Nelson Mandela famously stated that education is the most powerful weapon which you can use to change the world. At the same time however, our education system is in crisis. According to Cindy Glass, Co-Founder and Owner of Step Up Education Centres, “Negative behaviours such as aggression, bullying, disrespect toward teachers and peers, intolerance and demotivation seem to be hindering our children’s ability to learn effectively and this has resulted in the learning experience, in general, becoming one of distrust, anxiety, stress and misery. Our innate need to learn is being destroyed by negative human behaviours and relationships and this equates to an ever-increasing lack of empathy skills.”
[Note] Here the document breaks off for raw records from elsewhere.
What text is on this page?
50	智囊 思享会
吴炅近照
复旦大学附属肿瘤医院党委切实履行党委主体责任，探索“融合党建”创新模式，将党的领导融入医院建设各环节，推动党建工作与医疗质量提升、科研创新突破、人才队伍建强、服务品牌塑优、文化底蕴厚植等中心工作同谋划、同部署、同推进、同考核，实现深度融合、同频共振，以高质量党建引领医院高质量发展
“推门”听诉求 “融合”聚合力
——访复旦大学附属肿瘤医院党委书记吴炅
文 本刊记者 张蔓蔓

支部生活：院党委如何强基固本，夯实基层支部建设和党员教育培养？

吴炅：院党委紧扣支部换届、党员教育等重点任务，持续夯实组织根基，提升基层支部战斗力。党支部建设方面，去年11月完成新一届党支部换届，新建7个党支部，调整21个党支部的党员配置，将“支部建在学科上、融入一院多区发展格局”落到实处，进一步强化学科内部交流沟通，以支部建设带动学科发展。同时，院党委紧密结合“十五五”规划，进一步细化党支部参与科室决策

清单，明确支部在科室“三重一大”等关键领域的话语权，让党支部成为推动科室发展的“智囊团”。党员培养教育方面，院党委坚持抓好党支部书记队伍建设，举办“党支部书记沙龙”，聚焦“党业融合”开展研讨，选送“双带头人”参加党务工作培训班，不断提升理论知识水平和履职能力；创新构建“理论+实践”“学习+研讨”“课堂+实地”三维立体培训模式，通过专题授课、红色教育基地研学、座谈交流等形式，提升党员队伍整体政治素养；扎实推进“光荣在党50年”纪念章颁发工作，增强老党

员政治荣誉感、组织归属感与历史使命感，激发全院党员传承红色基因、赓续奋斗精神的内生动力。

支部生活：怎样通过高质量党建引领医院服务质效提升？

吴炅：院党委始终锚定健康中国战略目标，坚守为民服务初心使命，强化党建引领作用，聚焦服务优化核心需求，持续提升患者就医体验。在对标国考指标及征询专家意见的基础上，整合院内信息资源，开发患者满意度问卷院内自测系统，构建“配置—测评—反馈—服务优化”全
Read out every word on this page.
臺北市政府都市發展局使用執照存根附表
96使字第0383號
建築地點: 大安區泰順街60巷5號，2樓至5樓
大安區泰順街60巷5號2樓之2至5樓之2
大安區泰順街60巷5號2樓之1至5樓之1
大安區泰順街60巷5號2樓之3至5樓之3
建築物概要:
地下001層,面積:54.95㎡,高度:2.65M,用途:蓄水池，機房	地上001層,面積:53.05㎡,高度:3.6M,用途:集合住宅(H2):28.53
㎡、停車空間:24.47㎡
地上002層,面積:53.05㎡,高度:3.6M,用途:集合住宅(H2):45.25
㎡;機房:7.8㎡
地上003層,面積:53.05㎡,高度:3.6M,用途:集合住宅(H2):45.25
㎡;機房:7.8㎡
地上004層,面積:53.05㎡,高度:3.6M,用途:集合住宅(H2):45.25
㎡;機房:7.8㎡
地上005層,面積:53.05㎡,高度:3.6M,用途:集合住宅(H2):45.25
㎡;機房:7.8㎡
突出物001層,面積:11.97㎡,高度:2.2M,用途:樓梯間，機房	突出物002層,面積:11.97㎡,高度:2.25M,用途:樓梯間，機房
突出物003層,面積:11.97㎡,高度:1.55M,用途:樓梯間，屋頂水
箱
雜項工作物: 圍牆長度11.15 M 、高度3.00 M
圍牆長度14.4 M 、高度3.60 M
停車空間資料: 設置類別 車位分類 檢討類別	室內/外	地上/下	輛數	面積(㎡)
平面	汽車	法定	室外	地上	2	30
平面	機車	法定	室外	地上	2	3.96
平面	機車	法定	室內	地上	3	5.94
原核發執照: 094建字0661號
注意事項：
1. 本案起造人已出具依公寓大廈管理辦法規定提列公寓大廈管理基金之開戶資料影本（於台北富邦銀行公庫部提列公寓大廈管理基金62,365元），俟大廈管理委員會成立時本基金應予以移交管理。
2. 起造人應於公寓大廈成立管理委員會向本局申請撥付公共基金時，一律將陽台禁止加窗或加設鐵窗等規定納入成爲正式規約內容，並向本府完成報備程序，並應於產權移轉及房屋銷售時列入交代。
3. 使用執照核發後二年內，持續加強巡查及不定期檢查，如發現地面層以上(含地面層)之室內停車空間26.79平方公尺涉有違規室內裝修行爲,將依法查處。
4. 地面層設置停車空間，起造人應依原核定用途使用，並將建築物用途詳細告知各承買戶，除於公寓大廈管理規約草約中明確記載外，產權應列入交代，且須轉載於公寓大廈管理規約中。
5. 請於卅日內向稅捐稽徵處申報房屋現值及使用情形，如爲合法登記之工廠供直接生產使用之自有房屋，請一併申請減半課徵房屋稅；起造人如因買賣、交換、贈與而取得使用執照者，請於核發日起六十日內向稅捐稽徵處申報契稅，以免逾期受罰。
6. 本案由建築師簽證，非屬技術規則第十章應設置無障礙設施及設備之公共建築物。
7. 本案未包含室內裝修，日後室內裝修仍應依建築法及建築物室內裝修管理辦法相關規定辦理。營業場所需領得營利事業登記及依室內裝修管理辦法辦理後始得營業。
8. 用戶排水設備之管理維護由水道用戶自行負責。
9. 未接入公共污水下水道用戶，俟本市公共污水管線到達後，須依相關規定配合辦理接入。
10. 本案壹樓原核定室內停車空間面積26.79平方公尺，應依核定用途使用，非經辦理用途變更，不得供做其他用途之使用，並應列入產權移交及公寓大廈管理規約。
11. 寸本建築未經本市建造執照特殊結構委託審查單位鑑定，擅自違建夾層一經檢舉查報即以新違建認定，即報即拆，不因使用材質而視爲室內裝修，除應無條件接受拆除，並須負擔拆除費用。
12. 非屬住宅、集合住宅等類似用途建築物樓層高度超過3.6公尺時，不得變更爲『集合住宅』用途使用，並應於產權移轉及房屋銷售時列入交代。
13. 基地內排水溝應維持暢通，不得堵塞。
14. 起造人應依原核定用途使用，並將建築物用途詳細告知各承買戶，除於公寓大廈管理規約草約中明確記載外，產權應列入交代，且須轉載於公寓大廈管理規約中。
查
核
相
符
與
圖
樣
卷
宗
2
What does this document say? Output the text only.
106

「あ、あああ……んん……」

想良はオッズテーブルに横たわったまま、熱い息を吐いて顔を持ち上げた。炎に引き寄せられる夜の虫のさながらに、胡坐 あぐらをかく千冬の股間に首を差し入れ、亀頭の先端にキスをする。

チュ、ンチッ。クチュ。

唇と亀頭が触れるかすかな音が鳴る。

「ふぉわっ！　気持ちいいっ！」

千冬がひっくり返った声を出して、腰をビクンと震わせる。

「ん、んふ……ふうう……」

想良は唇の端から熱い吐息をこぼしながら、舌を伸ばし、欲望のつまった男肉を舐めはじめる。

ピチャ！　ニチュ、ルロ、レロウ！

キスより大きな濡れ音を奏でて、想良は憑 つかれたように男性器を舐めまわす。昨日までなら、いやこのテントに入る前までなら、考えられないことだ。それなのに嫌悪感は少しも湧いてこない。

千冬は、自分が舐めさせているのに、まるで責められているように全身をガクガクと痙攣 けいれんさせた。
She adds that it takes a village to raise a child and it is time that parents step in and step up to help change the way their children see themselves and the people in their world.  The one life skill that she believes can change this is empathy. “This all-important life skill is the ability to identify with another person’s feelings and experiences. Empathy essentially allows children to ‘walk’ in another’s shoes and it teaches them to genuinely have respect for others, even in difficult circumstances.  It teaches kindness, compassion and listening skills. Empathy teaches children to seek the good in others and to embrace differing beliefs and cultures. Empathy helps children to seek positive solutions to difficulties and challenges, without intending hurt for another.  Just imagine the possibilities in learning if our children could master the skill of empathy!”

Cindy gives 5 helpful tips to teach your child to become more empathetic:

  1. YOU are your child’s first and longest-lasting teacher: Your child is more likely to do what you do, rather than what you say. It is up to you to model, instruct and expect your child to care about and behave respectfully toward others.
  2. Teach your child to express himself in a positive way: If he is upset, teach him to express the feelings he is experiencing in words so that a positive solution can be found. Allow uncomfortable conversations that need expression. Avoidance will lead to feelings of shame and even anger and this could lead to your child making negative choices in a bid to deal with suppressed emotions.  
  3. Teach your child to allow others to express their feelings in the same way: This leads to listening skills. Teach your child to learn to listen to understand the other person without the need for defensive responses. Listen with an open, non-judgemental mind. Genuinely hear what others are saying.
  4. Strive to create a meaningful, face-to-face connection with your children: Social media has desensitised us in so many ways that meaningful, wholehearted human relationships are becoming rare! People make-up and break-up over the phone. Some of the most misunderstood arguments and hurtful words are given over a digitised device. Nothing can replace face-to-face positive human connection and relationships.
  5. Teach your children to value themselves, their strengths and their weaknesses: Remember that we are only able to treat others based on how we feel about ourselves. Teach them of their worthiness to love and be loved. Teach them the value of each human being walking the earth with them- do we not ALL share the same human spirit? Do we not all bleed, cry, smile and breathe in the same way? Just as you teach your children to respect themselves, so we MUST teach them to respect others, to choose kindness and to master the skill of empathy.